R. La distanza fra i due partiti, Pd e M5s, potrebbe valere, oggi, sui sette punti percentuali e se fosse annullata dal voto sarebbe un fatto clamoroso. Grillo, che non fa una battaglia antieuro ma che contesta l’asservimento della nostra politica all’Unione europea, agli «gnomi di Bruxelles» ecc, dirà che il governo in carica è quello che ubbidisce a Berlino e chiederebbe ogni giorno un mutamento. Credo che Renzi avrebbe i suoi guai, soprattutto se, al successo del M5s, si accompagnasse quello dei vari movimenti che, in Europa, contestano l’Unione, dalla Le Pen, agli antieuropei tedeschi e britannici.

D. Un uomo cui il Fatto s’è dedicato fin dalla sua nascita, parlo di B., divide gli osservatori: c’è chi lo dà per spacciato o chi, come il suo condirettore Travaglio, dice che quella stagione non si è chiusa. Lei come la pensa?

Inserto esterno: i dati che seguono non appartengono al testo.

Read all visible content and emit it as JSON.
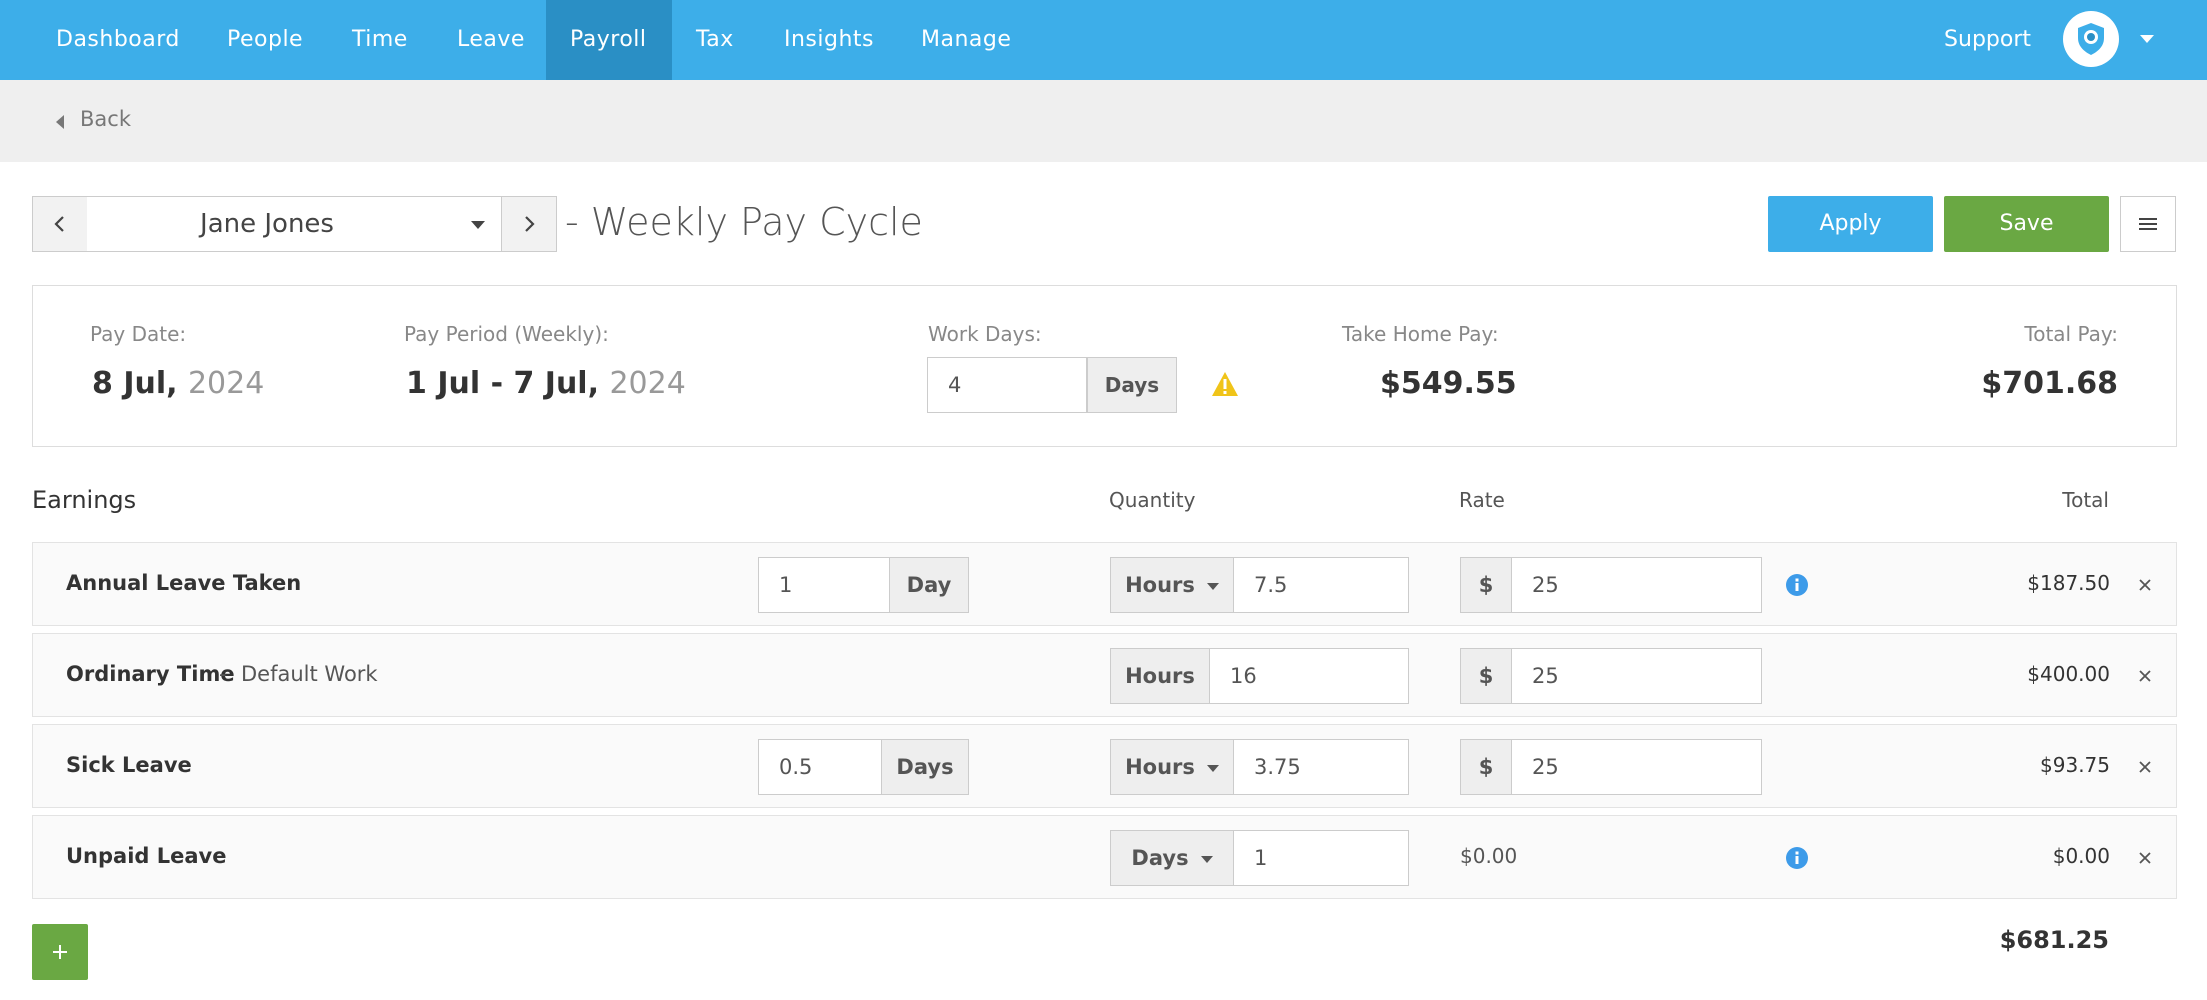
{
  "nav": {
    "items": [
      "Dashboard",
      "People",
      "Time",
      "Leave",
      "Payroll",
      "Tax",
      "Insights",
      "Manage"
    ],
    "active": "Payroll",
    "support": "Support"
  },
  "back_label": "Back",
  "header": {
    "employee": "Jane Jones",
    "cycle_title": "- Weekly Pay Cycle",
    "apply_label": "Apply",
    "save_label": "Save"
  },
  "summary": {
    "pay_date_label": "Pay Date:",
    "pay_date_main": "8 Jul, ",
    "pay_date_year": "2024",
    "pay_period_label": "Pay Period (Weekly):",
    "pay_period_main": "1 Jul - 7 Jul, ",
    "pay_period_year": "2024",
    "work_days_label": "Work Days:",
    "work_days_value": "4",
    "work_days_unit": "Days",
    "take_home_label": "Take Home Pay:",
    "take_home_value": "$549.55",
    "total_pay_label": "Total Pay:",
    "total_pay_value": "$701.68"
  },
  "earnings": {
    "title": "Earnings",
    "col_quantity": "Quantity",
    "col_rate": "Rate",
    "col_total": "Total",
    "rows": [
      {
        "name": "Annual Leave Taken",
        "leave_qty": "1",
        "leave_unit": "Day",
        "qty_unit": "Hours",
        "qty": "7.5",
        "currency": "$",
        "rate": "25",
        "total": "$187.50"
      },
      {
        "name": "Ordinary Time",
        "separator": "-",
        "sub": "Default Work",
        "qty_unit": "Hours",
        "qty": "16",
        "currency": "$",
        "rate": "25",
        "total": "$400.00"
      },
      {
        "name": "Sick Leave",
        "leave_qty": "0.5",
        "leave_unit": "Days",
        "qty_unit": "Hours",
        "qty": "3.75",
        "currency": "$",
        "rate": "25",
        "total": "$93.75"
      },
      {
        "name": "Unpaid Leave",
        "qty_unit": "Days",
        "qty": "1",
        "rate_text": "$0.00",
        "total": "$0.00"
      }
    ],
    "grand_total": "$681.25"
  },
  "colors": {
    "nav_bg": "#3daee9",
    "nav_active": "#2a8fc5",
    "save_green": "#6aa843",
    "warning": "#f0c419",
    "info": "#3d9be9"
  }
}
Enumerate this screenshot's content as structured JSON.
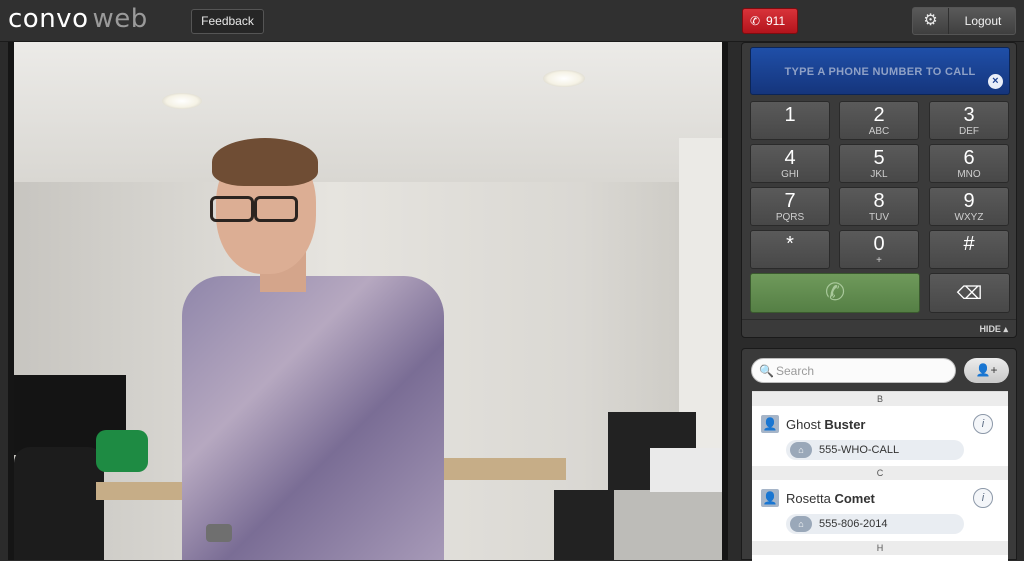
{
  "header": {
    "logo_main": "convo",
    "logo_sub": "web",
    "feedback_label": "Feedback",
    "emergency_label": "911",
    "logout_label": "Logout"
  },
  "dialpad": {
    "placeholder": "TYPE A PHONE NUMBER TO CALL",
    "keys": [
      {
        "num": "1",
        "letters": ""
      },
      {
        "num": "2",
        "letters": "ABC"
      },
      {
        "num": "3",
        "letters": "DEF"
      },
      {
        "num": "4",
        "letters": "GHI"
      },
      {
        "num": "5",
        "letters": "JKL"
      },
      {
        "num": "6",
        "letters": "MNO"
      },
      {
        "num": "7",
        "letters": "PQRS"
      },
      {
        "num": "8",
        "letters": "TUV"
      },
      {
        "num": "9",
        "letters": "WXYZ"
      },
      {
        "num": "*",
        "letters": ""
      },
      {
        "num": "0",
        "letters": "+"
      },
      {
        "num": "#",
        "letters": ""
      }
    ],
    "hide_label": "HIDE"
  },
  "contacts": {
    "search_placeholder": "Search",
    "sections": [
      {
        "letter": "B",
        "first": "Ghost",
        "last": "Buster",
        "number": "555-WHO-CALL"
      },
      {
        "letter": "C",
        "first": "Rosetta",
        "last": "Comet",
        "number": "555-806-2014"
      },
      {
        "letter": "H"
      }
    ]
  },
  "colors": {
    "accent_blue": "#1f4fa8",
    "call_green": "#6f9a5b",
    "emergency_red": "#c4202a"
  },
  "icons": {
    "phone": "phone-icon",
    "gear": "gear-icon",
    "search": "search-icon",
    "add_contact": "add-contact-icon",
    "backspace": "backspace-icon",
    "contact": "contact-avatar-icon",
    "info": "info-icon",
    "home": "home-icon"
  }
}
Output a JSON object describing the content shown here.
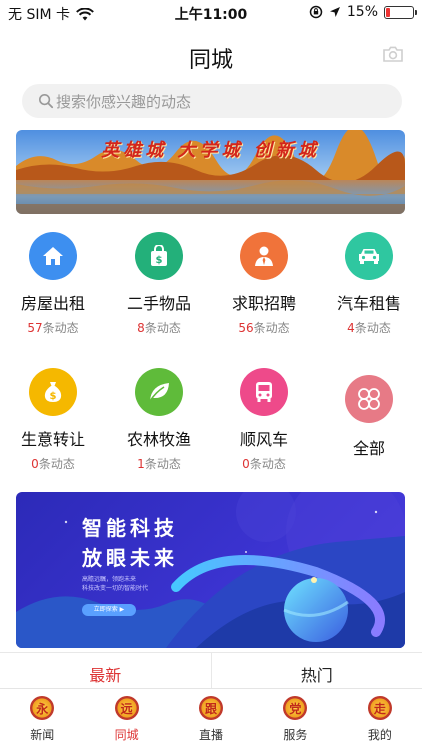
{
  "status_bar": {
    "carrier": "无 SIM 卡",
    "time": "上午11:00",
    "battery": "15%",
    "battery_level": 0.15
  },
  "header": {
    "title": "同城",
    "camera_icon": "camera-icon"
  },
  "search": {
    "placeholder": "搜索你感兴趣的动态",
    "icon": "search-icon"
  },
  "banner": {
    "text": "英雄城 大学城 创新城"
  },
  "categories": [
    {
      "name": "房屋出租",
      "count": "57",
      "suffix": "条动态",
      "icon": "house-icon",
      "color": "#3d8ff0"
    },
    {
      "name": "二手物品",
      "count": "8",
      "suffix": "条动态",
      "icon": "shopping-bag-icon",
      "color": "#23b07a"
    },
    {
      "name": "求职招聘",
      "count": "56",
      "suffix": "条动态",
      "icon": "person-tie-icon",
      "color": "#f0733a"
    },
    {
      "name": "汽车租售",
      "count": "4",
      "suffix": "条动态",
      "icon": "car-icon",
      "color": "#2fc7a0"
    },
    {
      "name": "生意转让",
      "count": "0",
      "suffix": "条动态",
      "icon": "money-bag-icon",
      "color": "#f5b800"
    },
    {
      "name": "农林牧渔",
      "count": "1",
      "suffix": "条动态",
      "icon": "leaf-icon",
      "color": "#5fbb3a"
    },
    {
      "name": "顺风车",
      "count": "0",
      "suffix": "条动态",
      "icon": "bus-icon",
      "color": "#ee4a8a"
    },
    {
      "name": "全部",
      "icon": "grid-icon",
      "color": "#e77a86"
    }
  ],
  "promo": {
    "line1": "智能科技",
    "line2": "放眼未来",
    "sub1": "高瞻远瞩，领跑未来",
    "sub2": "科技改变一切的智能时代",
    "button": "立即探索 ▶"
  },
  "segment": {
    "tabs": [
      "最新",
      "热门"
    ],
    "active": "最新"
  },
  "tabbar": {
    "items": [
      {
        "glyph": "永",
        "label": "新闻"
      },
      {
        "glyph": "远",
        "label": "同城"
      },
      {
        "glyph": "跟",
        "label": "直播"
      },
      {
        "glyph": "党",
        "label": "服务"
      },
      {
        "glyph": "走",
        "label": "我的"
      }
    ],
    "active": "同城"
  }
}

R. Penso che il centrodestra abbia un elettorato potenzialmente forte, che è stato, in passato, maggioranza in questo Paese. Federando tutte le anime, vale ancora molto e l’unico che può farlo è ancora lui, l’ex-Cavaliere, per quanto Angelino Alfano speri di attrarre consensi, secondo me senza speranza alcuna, essendo un personaggio assai sbiadito. Senza B., invece, questo voto si disperde, finisce in parte anche a Renzi. L’unico capace di ricomporre i pezzi è lui, Berlusconi.

D. Ma lui ha i suoi guai, come spesso voi ricordate nel dettaglio_

R. Sì e mi pare che sia anche stanco. Non fisicamente, ché sembra battagliero e vitale, ma 20 e più anni di breccia pesano. L’unico che alle politiche può mettere insieme i pezzi è lui.

D. Alle europee ci potrebbe essere per interposto cognome, come sembrerebbe in questo ore, cioè candidando uno o più figli...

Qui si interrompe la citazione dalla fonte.